FWIW, after a year of living out in the beautiful forests in 2005, I moved into Bellingham, well away from forests. It would take a catastrophic event of Biblical proportions for a wildfire to reach me now. The summers have gotten a bit drier and seemingly longer so the next step is to look at getting an air filtration system and air conditioning for my condo. I already have a painters respirator with filter cartridges, I guess one could wear that when going out for groceries if it gets that bad. 

 

This is and will be ongoing. A few years back a significant chunk of British Columbia caught fire and burned (probably a lighting strike). At the same time, 25 million acres of Siberia burned. Winds brought a good amount of the lovely smoke our way. It sucked...

  • Like 1
It took a chunk of my life to get here and I am still not sure where "here" is.
Posted

It was on and off smoky in the Oregon mid-Willamette valley for most of Sept/early Oct, we had a really weird weather pattern where we got winds consistently from the south-east for several weeks, usually we get winds from the coast every day that clears out the air. We finally got some rain last weekend, and are now having more typical fall weather.

 

I have friends who were in the outer evacuation zone for the fire in southern WA, east of Vancouver, I was ready to drive up and help them clear out, but the weather shifted and the evacuation order was lifted.

Turn up the speaker

Hop, flop, squawk

It's a keeper

-Captain Beefheart, Ice Cream for Crow

Posted

Not sure about the rest of the state but it's been raining on and off since I got home last Friday. 

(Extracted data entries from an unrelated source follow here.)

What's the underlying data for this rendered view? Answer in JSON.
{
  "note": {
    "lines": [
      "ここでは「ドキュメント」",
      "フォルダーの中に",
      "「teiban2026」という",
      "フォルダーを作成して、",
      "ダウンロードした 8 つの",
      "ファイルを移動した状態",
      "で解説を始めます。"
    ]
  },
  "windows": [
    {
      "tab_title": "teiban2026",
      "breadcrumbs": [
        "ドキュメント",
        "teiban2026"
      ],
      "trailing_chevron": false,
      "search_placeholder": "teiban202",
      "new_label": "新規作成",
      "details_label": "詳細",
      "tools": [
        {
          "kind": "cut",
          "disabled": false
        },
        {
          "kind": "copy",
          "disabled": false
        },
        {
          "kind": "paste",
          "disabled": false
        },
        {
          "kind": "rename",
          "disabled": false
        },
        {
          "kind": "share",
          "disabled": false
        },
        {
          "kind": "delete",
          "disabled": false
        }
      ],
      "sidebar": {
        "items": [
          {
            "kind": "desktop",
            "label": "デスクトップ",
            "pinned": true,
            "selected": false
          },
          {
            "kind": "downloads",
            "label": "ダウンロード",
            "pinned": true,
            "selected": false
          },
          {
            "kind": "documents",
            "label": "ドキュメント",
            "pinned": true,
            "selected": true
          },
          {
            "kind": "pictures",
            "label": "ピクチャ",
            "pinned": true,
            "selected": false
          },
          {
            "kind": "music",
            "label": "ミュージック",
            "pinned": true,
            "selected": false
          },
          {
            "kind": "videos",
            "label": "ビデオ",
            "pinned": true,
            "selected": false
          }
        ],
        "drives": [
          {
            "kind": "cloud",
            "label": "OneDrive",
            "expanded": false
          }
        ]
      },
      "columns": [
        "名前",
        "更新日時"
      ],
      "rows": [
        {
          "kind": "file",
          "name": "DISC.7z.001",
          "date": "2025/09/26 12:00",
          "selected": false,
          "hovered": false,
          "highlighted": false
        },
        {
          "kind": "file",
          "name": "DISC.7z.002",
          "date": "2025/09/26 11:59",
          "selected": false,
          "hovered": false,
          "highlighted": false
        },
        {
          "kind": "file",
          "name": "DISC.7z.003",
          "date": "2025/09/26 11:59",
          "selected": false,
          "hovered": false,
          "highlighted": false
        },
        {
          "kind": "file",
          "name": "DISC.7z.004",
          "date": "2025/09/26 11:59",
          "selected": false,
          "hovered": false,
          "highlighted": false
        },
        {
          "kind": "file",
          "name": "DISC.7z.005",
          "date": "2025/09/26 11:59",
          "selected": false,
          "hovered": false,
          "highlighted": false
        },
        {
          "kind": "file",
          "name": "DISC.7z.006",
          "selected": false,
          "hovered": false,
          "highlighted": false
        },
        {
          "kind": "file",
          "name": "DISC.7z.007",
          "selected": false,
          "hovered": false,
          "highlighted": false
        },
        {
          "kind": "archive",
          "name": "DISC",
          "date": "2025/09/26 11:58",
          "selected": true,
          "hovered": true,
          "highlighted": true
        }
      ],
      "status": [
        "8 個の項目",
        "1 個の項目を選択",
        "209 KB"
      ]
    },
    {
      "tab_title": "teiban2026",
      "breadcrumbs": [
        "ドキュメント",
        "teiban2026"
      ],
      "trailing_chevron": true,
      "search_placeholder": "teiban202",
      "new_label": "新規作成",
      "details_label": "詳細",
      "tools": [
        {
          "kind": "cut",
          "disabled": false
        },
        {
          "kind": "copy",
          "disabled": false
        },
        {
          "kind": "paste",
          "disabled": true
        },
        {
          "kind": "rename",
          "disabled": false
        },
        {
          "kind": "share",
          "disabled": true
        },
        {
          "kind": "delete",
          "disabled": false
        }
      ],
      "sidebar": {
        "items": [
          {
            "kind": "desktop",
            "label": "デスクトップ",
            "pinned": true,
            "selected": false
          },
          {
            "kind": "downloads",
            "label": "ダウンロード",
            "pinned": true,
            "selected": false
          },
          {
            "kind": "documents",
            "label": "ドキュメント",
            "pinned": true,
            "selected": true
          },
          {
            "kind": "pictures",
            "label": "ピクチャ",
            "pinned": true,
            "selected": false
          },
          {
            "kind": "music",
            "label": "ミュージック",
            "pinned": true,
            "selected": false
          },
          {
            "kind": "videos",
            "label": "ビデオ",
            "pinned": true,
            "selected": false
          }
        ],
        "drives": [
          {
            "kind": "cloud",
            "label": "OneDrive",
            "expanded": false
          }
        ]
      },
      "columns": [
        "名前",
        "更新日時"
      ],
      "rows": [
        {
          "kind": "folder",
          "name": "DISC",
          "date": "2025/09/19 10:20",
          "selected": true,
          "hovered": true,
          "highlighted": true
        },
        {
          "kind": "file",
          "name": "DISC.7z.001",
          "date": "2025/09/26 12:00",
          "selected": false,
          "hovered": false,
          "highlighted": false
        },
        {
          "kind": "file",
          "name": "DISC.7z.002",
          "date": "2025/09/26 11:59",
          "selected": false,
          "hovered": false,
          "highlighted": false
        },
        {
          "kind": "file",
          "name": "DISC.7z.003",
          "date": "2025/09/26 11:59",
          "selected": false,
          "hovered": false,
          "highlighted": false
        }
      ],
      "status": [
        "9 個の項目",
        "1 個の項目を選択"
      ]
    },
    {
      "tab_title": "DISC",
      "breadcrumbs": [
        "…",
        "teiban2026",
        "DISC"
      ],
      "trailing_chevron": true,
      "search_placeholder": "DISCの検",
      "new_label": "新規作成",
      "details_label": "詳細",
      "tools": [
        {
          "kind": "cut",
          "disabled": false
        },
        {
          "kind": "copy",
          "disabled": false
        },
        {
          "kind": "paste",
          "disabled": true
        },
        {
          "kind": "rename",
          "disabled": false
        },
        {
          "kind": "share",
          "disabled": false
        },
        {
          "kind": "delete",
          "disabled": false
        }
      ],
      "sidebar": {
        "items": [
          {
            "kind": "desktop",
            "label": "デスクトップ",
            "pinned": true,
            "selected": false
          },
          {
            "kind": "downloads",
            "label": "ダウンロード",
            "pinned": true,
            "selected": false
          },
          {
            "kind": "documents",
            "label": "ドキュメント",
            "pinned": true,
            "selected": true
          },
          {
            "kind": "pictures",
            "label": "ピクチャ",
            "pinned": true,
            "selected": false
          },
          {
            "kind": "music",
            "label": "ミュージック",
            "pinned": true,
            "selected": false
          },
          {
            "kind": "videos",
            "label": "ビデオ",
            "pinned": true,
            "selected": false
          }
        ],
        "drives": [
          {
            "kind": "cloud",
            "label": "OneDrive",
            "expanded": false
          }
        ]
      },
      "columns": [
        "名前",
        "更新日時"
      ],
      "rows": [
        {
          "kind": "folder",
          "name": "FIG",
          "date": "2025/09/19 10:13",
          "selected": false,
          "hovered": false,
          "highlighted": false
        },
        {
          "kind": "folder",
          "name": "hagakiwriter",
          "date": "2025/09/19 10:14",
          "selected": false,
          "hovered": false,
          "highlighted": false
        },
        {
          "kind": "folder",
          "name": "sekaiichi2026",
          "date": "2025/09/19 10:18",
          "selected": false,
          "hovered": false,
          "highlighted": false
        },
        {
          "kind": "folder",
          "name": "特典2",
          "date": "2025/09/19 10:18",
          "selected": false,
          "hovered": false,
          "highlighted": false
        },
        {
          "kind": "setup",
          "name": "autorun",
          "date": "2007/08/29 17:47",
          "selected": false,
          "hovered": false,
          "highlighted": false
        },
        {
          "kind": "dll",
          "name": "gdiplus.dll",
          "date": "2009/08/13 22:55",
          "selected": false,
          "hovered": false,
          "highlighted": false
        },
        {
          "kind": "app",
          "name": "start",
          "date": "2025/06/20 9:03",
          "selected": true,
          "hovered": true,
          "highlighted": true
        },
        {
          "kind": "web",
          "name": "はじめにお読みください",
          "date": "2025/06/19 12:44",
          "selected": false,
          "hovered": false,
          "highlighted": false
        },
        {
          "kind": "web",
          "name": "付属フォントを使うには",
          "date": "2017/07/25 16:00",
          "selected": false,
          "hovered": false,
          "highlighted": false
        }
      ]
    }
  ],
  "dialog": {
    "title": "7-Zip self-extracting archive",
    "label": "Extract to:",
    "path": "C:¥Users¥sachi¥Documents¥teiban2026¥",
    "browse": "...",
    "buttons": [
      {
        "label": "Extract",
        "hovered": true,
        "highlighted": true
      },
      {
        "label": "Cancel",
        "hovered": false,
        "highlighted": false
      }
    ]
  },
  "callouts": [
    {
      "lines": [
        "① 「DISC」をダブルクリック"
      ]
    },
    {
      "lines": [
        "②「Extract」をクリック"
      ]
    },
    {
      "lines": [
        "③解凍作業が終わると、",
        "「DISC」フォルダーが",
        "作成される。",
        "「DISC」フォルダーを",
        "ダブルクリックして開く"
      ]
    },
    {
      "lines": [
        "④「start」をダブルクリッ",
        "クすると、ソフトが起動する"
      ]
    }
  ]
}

The air is wet, and clean. Fall in Whatcom county, it has begun. Dark, gray and wet. 

It took a chunk of my life to get here and I am still not sure where "here" is.
Posted
5 hours ago, IMMusicRulz said:

My friend Katrina has a few friends and family members in Seattle who are being greatly affected by these fires.

If it isn't raining down there then the air will be very smoky indeed. I feel for them, it's not good since we must breathe air. It was really bad before I went to Santa Cruz CA to see my brother and luckily the rain has cleared it up - it's rain gin right now in fact.

 

I plan on buying an air purifier and an air conditioner as soon as possible. 

I'm in a small condo on the 1st floor with zero morning sun and only a brief time of afternoon sun before another building puts my place back in the shade. 

 

We are just starting to have wildfires caused in large part by much drier and longer summers, lighting strikes are a factor and one can never rule out careless people. 

The longer drier summers have been slowly escalating, each year is worse. Hard to say how long it will continue. A healthy forest burns every few years, the fuel on the ground is shallow and the fire zips right through it. When the accumulations are much higher, as they are now, then the larger, older trees catch on fire too and that is disastrous. 

 

Sudden Vally is a few miles east of here, the HOA rules do not allow tree removal except under specific circumstances so you have 6,000 people living in dense forest with massive volumes of fuel on the ground. I hope nothing ever happens but sadly it is probably inevitable. Did I mention that the roads are all private and many do not meet WA state codes for safety? It is sadly a disaster just waiting to happen. We are not prepared to deal with it at this point. 

  • Like 1
It took a chunk of my life to get here and I am still not sure where "here" is.